Thanks everyone for the feedback so far. From our discussion I'm putting below the requirements for a plugin repository. I think the most important question now is what information exactly a developer should provide.

Developers submit or update a plugin by creating a pull request

That's the easiest way both for us and developers.

Plugin location provided by developer should be immutable

In other words the content pointed by that reference should not change once it's in our repo. We still need to define what exactly the developer should provide - release URLs, tags and commits aren't good because the content pointed by them can be changed.

Optionally, developer should provide a tag or commit associated with the JPL file

So that it can be built and checked independently. Not necessarily by us, but reproducible builds are important to prove that nothing suspicious has been added to the minified JPL code.
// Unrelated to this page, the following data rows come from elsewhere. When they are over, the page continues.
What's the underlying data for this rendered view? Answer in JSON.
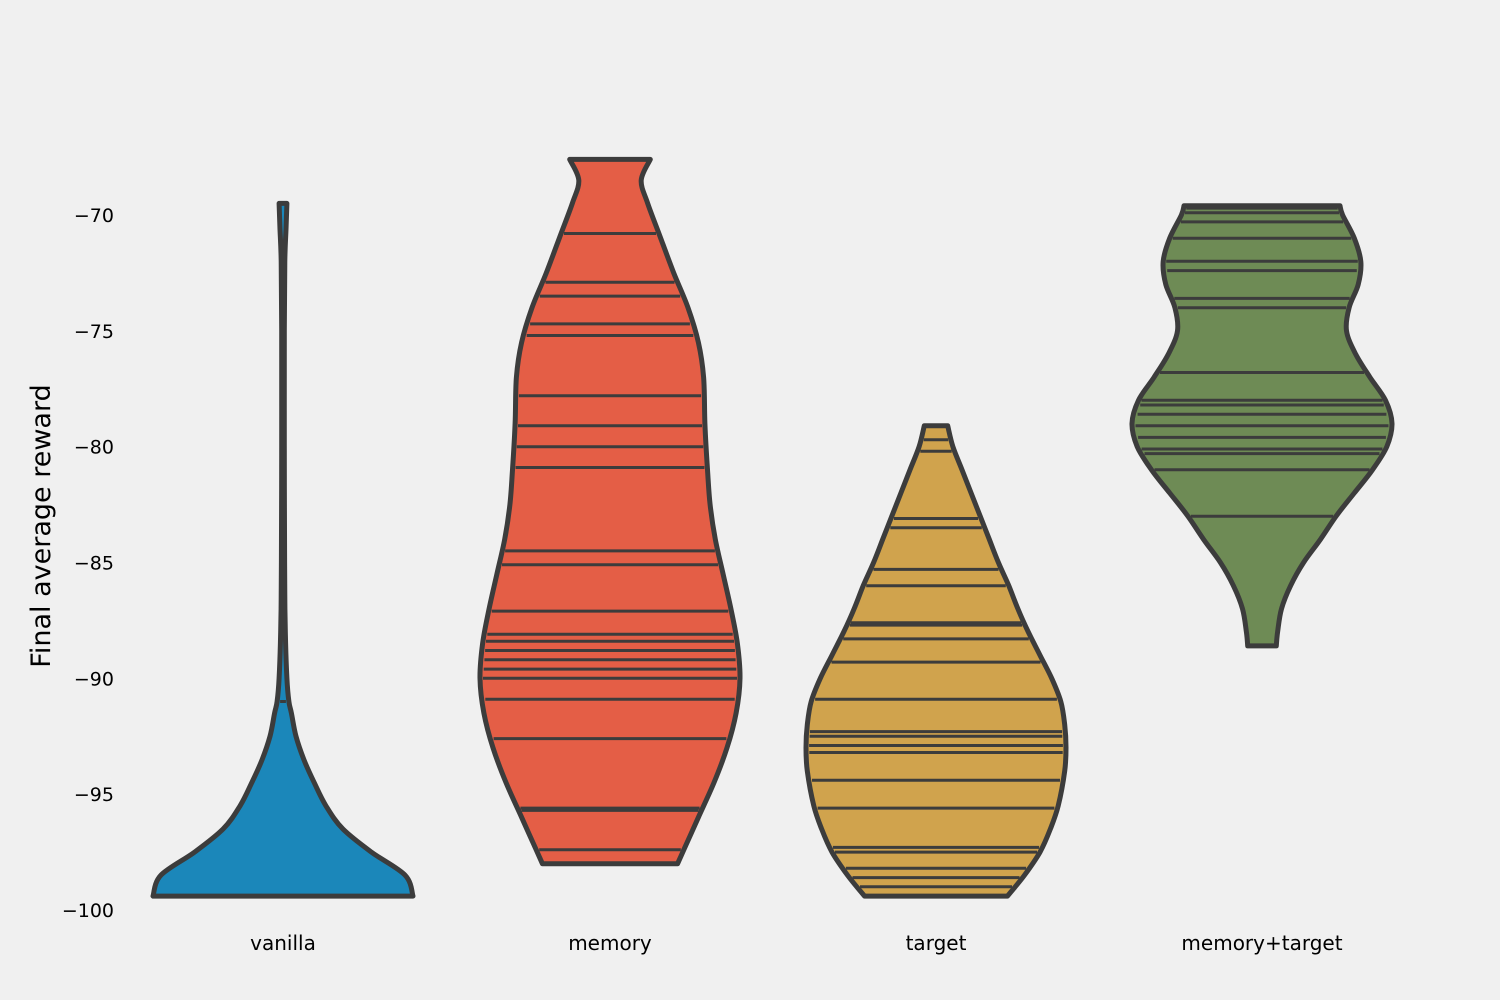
{
  "chart_data": {
    "type": "violin",
    "title": "",
    "xlabel": "",
    "ylabel": "Final average reward",
    "ylim": [
      -100,
      -65.5
    ],
    "yticks": [
      -70,
      -75,
      -80,
      -85,
      -90,
      -95,
      -100
    ],
    "ytick_labels": [
      "−70",
      "−75",
      "−80",
      "−85",
      "−90",
      "−95",
      "−100"
    ],
    "grid": false,
    "inner": "stick",
    "categories": [
      "vanilla",
      "memory",
      "target",
      "memory+target"
    ],
    "series": [
      {
        "category": "vanilla",
        "color": "#1b87ba",
        "min": -99.4,
        "max": -69.5,
        "observations": [
          -91.0,
          -99.4,
          -69.5
        ],
        "density": [
          [
            -99.4,
            1.0
          ],
          [
            -98.5,
            0.94
          ],
          [
            -97.5,
            0.68
          ],
          [
            -96.5,
            0.46
          ],
          [
            -95.5,
            0.33
          ],
          [
            -94.5,
            0.24
          ],
          [
            -93.5,
            0.16
          ],
          [
            -92.5,
            0.1
          ],
          [
            -91.5,
            0.065
          ],
          [
            -91.0,
            0.045
          ],
          [
            -90.0,
            0.03
          ],
          [
            -88.5,
            0.02
          ],
          [
            -87.0,
            0.015
          ],
          [
            -85.0,
            0.012
          ],
          [
            -80.0,
            0.01
          ],
          [
            -75.0,
            0.01
          ],
          [
            -72.0,
            0.014
          ],
          [
            -70.5,
            0.024
          ],
          [
            -69.5,
            0.03
          ]
        ]
      },
      {
        "category": "memory",
        "color": "#e45e46",
        "min": -98.0,
        "max": -67.6,
        "observations": [
          -97.4,
          -95.7,
          -95.6,
          -92.6,
          -90.9,
          -90.0,
          -89.6,
          -89.2,
          -88.8,
          -88.4,
          -88.1,
          -87.1,
          -85.1,
          -84.5,
          -80.9,
          -80.0,
          -79.1,
          -77.8,
          -75.2,
          -74.7,
          -73.5,
          -72.9,
          -70.8
        ],
        "density": [
          [
            -98.0,
            0.52
          ],
          [
            -97.0,
            0.6
          ],
          [
            -96.0,
            0.68
          ],
          [
            -94.5,
            0.8
          ],
          [
            -93.0,
            0.9
          ],
          [
            -91.5,
            0.97
          ],
          [
            -90.0,
            1.0
          ],
          [
            -88.5,
            0.98
          ],
          [
            -87.0,
            0.93
          ],
          [
            -85.5,
            0.87
          ],
          [
            -84.0,
            0.81
          ],
          [
            -82.5,
            0.77
          ],
          [
            -81.0,
            0.75
          ],
          [
            -79.0,
            0.73
          ],
          [
            -77.0,
            0.72
          ],
          [
            -75.5,
            0.68
          ],
          [
            -74.0,
            0.6
          ],
          [
            -72.5,
            0.49
          ],
          [
            -71.0,
            0.39
          ],
          [
            -69.5,
            0.29
          ],
          [
            -68.5,
            0.24
          ],
          [
            -67.6,
            0.31
          ]
        ]
      },
      {
        "category": "target",
        "color": "#d0a34d",
        "min": -99.4,
        "max": -79.1,
        "observations": [
          -99.0,
          -98.6,
          -98.2,
          -97.5,
          -97.3,
          -95.6,
          -94.4,
          -93.2,
          -92.9,
          -92.5,
          -92.3,
          -90.9,
          -89.3,
          -88.3,
          -87.7,
          -87.6,
          -86.0,
          -85.3,
          -83.5,
          -83.1,
          -80.2,
          -79.7
        ],
        "density": [
          [
            -99.4,
            0.55
          ],
          [
            -98.5,
            0.68
          ],
          [
            -97.5,
            0.8
          ],
          [
            -96.5,
            0.88
          ],
          [
            -95.5,
            0.94
          ],
          [
            -94.0,
            0.99
          ],
          [
            -93.0,
            1.0
          ],
          [
            -92.0,
            0.99
          ],
          [
            -91.0,
            0.96
          ],
          [
            -90.0,
            0.89
          ],
          [
            -89.0,
            0.8
          ],
          [
            -88.0,
            0.71
          ],
          [
            -87.0,
            0.63
          ],
          [
            -86.0,
            0.56
          ],
          [
            -85.0,
            0.48
          ],
          [
            -84.0,
            0.41
          ],
          [
            -83.0,
            0.34
          ],
          [
            -82.0,
            0.27
          ],
          [
            -81.0,
            0.2
          ],
          [
            -80.0,
            0.13
          ],
          [
            -79.1,
            0.09
          ]
        ]
      },
      {
        "category": "memory+target",
        "color": "#6e8b55",
        "min": -88.6,
        "max": -69.6,
        "observations": [
          -83.0,
          -81.0,
          -80.3,
          -80.1,
          -79.6,
          -79.1,
          -78.6,
          -78.2,
          -78.0,
          -76.8,
          -74.0,
          -73.6,
          -72.4,
          -72.0,
          -71.0,
          -70.3,
          -69.9,
          -69.7
        ],
        "density": [
          [
            -88.6,
            0.11
          ],
          [
            -88.0,
            0.12
          ],
          [
            -87.0,
            0.15
          ],
          [
            -86.0,
            0.22
          ],
          [
            -85.0,
            0.32
          ],
          [
            -84.0,
            0.45
          ],
          [
            -83.0,
            0.57
          ],
          [
            -82.0,
            0.71
          ],
          [
            -81.0,
            0.85
          ],
          [
            -80.0,
            0.96
          ],
          [
            -79.0,
            1.0
          ],
          [
            -78.0,
            0.95
          ],
          [
            -77.0,
            0.83
          ],
          [
            -76.0,
            0.72
          ],
          [
            -75.0,
            0.65
          ],
          [
            -74.0,
            0.67
          ],
          [
            -73.0,
            0.74
          ],
          [
            -72.0,
            0.76
          ],
          [
            -71.0,
            0.71
          ],
          [
            -70.0,
            0.62
          ],
          [
            -69.6,
            0.6
          ]
        ]
      }
    ]
  }
}
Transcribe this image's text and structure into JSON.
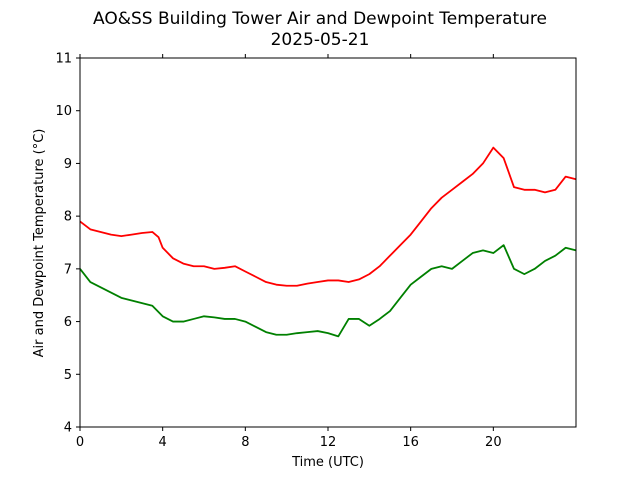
{
  "chart_data": {
    "type": "line",
    "title": "AO&SS Building Tower Air and Dewpoint Temperature",
    "subtitle": "2025-05-21",
    "xlabel": "Time (UTC)",
    "ylabel": "Air and Dewpoint Temperature (°C)",
    "xlim": [
      0,
      24
    ],
    "ylim": [
      4,
      11
    ],
    "xticks": [
      0,
      4,
      8,
      12,
      16,
      20
    ],
    "yticks": [
      4,
      5,
      6,
      7,
      8,
      9,
      10,
      11
    ],
    "grid": false,
    "legend": "none",
    "series": [
      {
        "color": "#ff0000",
        "x": [
          0,
          0.5,
          1,
          1.5,
          2,
          2.5,
          3,
          3.5,
          3.8,
          4,
          4.5,
          5,
          5.5,
          6,
          6.5,
          7,
          7.5,
          8,
          8.5,
          9,
          9.5,
          10,
          10.5,
          11,
          11.5,
          12,
          12.5,
          13,
          13.5,
          14,
          14.5,
          15,
          15.5,
          16,
          16.5,
          17,
          17.5,
          18,
          18.5,
          19,
          19.5,
          20,
          20.5,
          21,
          21.5,
          22,
          22.5,
          23,
          23.5,
          24
        ],
        "y": [
          7.9,
          7.75,
          7.7,
          7.65,
          7.62,
          7.65,
          7.68,
          7.7,
          7.6,
          7.4,
          7.2,
          7.1,
          7.05,
          7.05,
          7.0,
          7.02,
          7.05,
          6.95,
          6.85,
          6.75,
          6.7,
          6.68,
          6.68,
          6.72,
          6.75,
          6.78,
          6.78,
          6.75,
          6.8,
          6.9,
          7.05,
          7.25,
          7.45,
          7.65,
          7.9,
          8.15,
          8.35,
          8.5,
          8.65,
          8.8,
          9.0,
          9.3,
          9.1,
          8.55,
          8.5,
          8.5,
          8.45,
          8.5,
          8.75,
          8.7
        ]
      },
      {
        "color": "#008000",
        "x": [
          0,
          0.5,
          1,
          1.5,
          2,
          2.5,
          3,
          3.5,
          4,
          4.5,
          5,
          5.5,
          6,
          6.5,
          7,
          7.5,
          8,
          8.5,
          9,
          9.5,
          10,
          10.5,
          11,
          11.5,
          12,
          12.5,
          13,
          13.5,
          14,
          14.5,
          15,
          15.5,
          16,
          16.5,
          17,
          17.5,
          18,
          18.5,
          19,
          19.5,
          20,
          20.5,
          21,
          21.5,
          22,
          22.5,
          23,
          23.5,
          24
        ],
        "y": [
          7.0,
          6.75,
          6.65,
          6.55,
          6.45,
          6.4,
          6.35,
          6.3,
          6.1,
          6.0,
          6.0,
          6.05,
          6.1,
          6.08,
          6.05,
          6.05,
          6.0,
          5.9,
          5.8,
          5.75,
          5.75,
          5.78,
          5.8,
          5.82,
          5.78,
          5.72,
          6.05,
          6.05,
          5.92,
          6.05,
          6.2,
          6.45,
          6.7,
          6.85,
          7.0,
          7.05,
          7.0,
          7.15,
          7.3,
          7.35,
          7.3,
          7.45,
          7.0,
          6.9,
          7.0,
          7.15,
          7.25,
          7.4,
          7.35
        ]
      }
    ]
  }
}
It should be possible to access the manifest file

The client will need to access the manifest file, which is inside the JPL code. Downloading all the JPL files to get that info is not ideal, so that manifest file should be obtainable from somewhere else. If the developer provides a GitHub URL, we can find it in src/manifest.json for example.

Security policy

We cannot possibly review all plugins, just like Homebrew for example is not going to check every single package. However we can enforce important checks via the immutable URLs mentioned above, the ability to build the plugin independently, and generally a transparent process with the way plugins are added or updated in the repo.